Spoiler: it’s not about your company’s long-term success—it’s about their need for shortcuts and risk reduction at scale.
Here’s the dirty little secret: when you’re running a seed fund or an incubator at scale, you don’t have time to diligence every “kid with an idea.” So, you reach for easy signals. Can this person recruit? Has anyone else with a pulse and a LinkedIn profile co-signed this madness? If the answer is yes, great! The investor feels a little less crazy writing that first check.

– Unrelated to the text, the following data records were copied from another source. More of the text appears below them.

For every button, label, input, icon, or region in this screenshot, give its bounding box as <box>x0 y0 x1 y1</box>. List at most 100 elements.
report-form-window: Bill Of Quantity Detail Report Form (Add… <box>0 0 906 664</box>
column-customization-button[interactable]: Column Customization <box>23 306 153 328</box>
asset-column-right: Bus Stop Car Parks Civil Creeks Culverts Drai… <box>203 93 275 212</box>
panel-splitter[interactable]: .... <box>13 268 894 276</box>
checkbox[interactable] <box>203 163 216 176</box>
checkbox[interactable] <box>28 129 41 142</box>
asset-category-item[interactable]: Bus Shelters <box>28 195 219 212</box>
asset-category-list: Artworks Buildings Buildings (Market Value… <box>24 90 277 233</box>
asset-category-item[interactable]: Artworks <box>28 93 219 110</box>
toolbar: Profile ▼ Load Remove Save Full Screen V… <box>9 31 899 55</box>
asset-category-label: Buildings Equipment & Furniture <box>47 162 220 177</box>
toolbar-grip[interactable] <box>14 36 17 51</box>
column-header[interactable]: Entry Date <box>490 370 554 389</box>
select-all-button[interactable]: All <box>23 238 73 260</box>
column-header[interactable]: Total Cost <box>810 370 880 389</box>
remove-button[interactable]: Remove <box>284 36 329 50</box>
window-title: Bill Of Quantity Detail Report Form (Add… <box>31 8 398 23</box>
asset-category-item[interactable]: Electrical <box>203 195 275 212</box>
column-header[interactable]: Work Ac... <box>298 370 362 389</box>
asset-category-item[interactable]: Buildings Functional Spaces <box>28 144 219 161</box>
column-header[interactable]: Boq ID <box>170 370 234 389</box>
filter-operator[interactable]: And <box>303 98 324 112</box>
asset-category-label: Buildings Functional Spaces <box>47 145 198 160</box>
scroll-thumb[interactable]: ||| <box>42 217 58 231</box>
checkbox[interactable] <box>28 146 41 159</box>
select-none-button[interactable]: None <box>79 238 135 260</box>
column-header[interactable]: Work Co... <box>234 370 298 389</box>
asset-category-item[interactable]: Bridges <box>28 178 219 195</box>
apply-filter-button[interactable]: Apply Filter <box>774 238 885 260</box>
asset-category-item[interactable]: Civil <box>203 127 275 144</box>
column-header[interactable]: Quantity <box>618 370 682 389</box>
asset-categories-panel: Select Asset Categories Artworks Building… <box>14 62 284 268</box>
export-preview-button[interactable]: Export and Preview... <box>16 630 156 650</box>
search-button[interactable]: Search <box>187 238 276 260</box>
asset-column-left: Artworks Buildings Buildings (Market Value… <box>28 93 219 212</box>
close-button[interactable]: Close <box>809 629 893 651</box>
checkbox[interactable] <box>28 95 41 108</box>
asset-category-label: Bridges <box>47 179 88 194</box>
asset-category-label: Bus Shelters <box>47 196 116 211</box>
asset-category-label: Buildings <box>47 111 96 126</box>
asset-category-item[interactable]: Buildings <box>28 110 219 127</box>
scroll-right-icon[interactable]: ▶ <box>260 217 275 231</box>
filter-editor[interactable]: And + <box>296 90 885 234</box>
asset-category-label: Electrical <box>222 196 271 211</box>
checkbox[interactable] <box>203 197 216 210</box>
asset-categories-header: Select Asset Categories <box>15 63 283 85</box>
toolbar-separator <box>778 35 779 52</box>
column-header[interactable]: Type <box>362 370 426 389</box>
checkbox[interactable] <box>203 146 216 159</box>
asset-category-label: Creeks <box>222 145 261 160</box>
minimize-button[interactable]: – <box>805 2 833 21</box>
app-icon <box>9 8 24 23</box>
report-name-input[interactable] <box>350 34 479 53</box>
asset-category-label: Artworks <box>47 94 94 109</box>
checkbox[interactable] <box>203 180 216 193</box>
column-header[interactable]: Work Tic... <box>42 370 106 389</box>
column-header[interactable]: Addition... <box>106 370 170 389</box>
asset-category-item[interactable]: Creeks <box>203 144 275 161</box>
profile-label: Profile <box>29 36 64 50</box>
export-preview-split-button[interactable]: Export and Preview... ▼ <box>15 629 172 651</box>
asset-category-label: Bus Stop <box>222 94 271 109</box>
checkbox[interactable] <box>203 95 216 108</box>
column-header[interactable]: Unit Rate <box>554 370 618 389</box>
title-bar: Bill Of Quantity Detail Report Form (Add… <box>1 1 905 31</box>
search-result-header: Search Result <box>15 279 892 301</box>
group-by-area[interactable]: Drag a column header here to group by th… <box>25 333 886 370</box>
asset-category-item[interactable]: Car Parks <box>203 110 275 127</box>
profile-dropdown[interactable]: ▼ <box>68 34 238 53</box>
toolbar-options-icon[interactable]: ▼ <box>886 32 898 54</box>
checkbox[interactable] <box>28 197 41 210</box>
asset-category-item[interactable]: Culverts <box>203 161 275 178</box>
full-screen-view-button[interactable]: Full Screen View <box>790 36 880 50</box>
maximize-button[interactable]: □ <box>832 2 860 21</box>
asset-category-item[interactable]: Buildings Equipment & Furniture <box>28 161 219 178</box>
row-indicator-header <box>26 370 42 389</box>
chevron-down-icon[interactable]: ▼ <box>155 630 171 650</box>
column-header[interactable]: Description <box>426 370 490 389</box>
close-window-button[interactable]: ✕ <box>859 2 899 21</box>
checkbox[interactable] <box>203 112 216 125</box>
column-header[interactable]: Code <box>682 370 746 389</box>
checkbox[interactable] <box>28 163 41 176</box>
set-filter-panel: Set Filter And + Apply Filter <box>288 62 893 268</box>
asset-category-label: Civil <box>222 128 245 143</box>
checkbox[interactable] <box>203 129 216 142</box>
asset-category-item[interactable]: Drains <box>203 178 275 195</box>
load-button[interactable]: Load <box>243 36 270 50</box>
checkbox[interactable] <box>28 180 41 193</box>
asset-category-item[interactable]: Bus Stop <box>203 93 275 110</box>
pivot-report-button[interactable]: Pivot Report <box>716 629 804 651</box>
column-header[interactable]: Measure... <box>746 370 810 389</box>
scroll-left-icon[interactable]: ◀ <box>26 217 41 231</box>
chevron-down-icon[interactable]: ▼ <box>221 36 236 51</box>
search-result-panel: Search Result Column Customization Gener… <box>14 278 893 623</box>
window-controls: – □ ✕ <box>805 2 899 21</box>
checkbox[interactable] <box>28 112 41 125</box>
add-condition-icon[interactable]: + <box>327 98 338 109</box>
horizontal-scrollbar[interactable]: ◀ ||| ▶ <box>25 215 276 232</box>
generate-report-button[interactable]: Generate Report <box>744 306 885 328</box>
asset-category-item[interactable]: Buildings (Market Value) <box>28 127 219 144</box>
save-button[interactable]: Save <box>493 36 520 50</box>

But here’s the flip side: does having co-founders actually make your company better, or does it just make VCs feel better? My take: usually, it’s the latter.
Why?
Speed and Execution: Startups live and die on execution. You can’t afford endless debates or consensus-building. Someone needs to be in charge, fast. In reality, that means a single real founder. Sure, at Google-scale, diversity of thought is nice, but in the early innings? It’s a luxury you can’t afford.
Leadership (aka Balls): Founding groups of “equals” are often a sign that nobody’s willing to actually put their name and reputation on the line. You need one leader—and, yes, followers. “Co-founder” is a nice title, but it doesn’t signal who’s really leading.
Hard Calls, Hard Conversations: Even if you start as a group, someone eventually has to be the asshole and say, “This is my company.” Equal splits and endless consensus don’t win. Aggression, ownership, and the willingness to make the hard calls do.
Bottom line: Having a bunch of co-founders is a great way for investors to avoid looking stupid at the seed stage. But if you want to build something truly great, you probably want one real founder, and maybe a few people with 5% and a title if you feel like it. Don’t let the cult of the co-founder distract you from what actually moves the needle.
Market Signal: If you’re fundraising, yes, having a co-founder can help you clear the first filter. But don’t confuse that with what it takes to actually build and win. Investors are looking for easy signals. You should be looking for what actually works.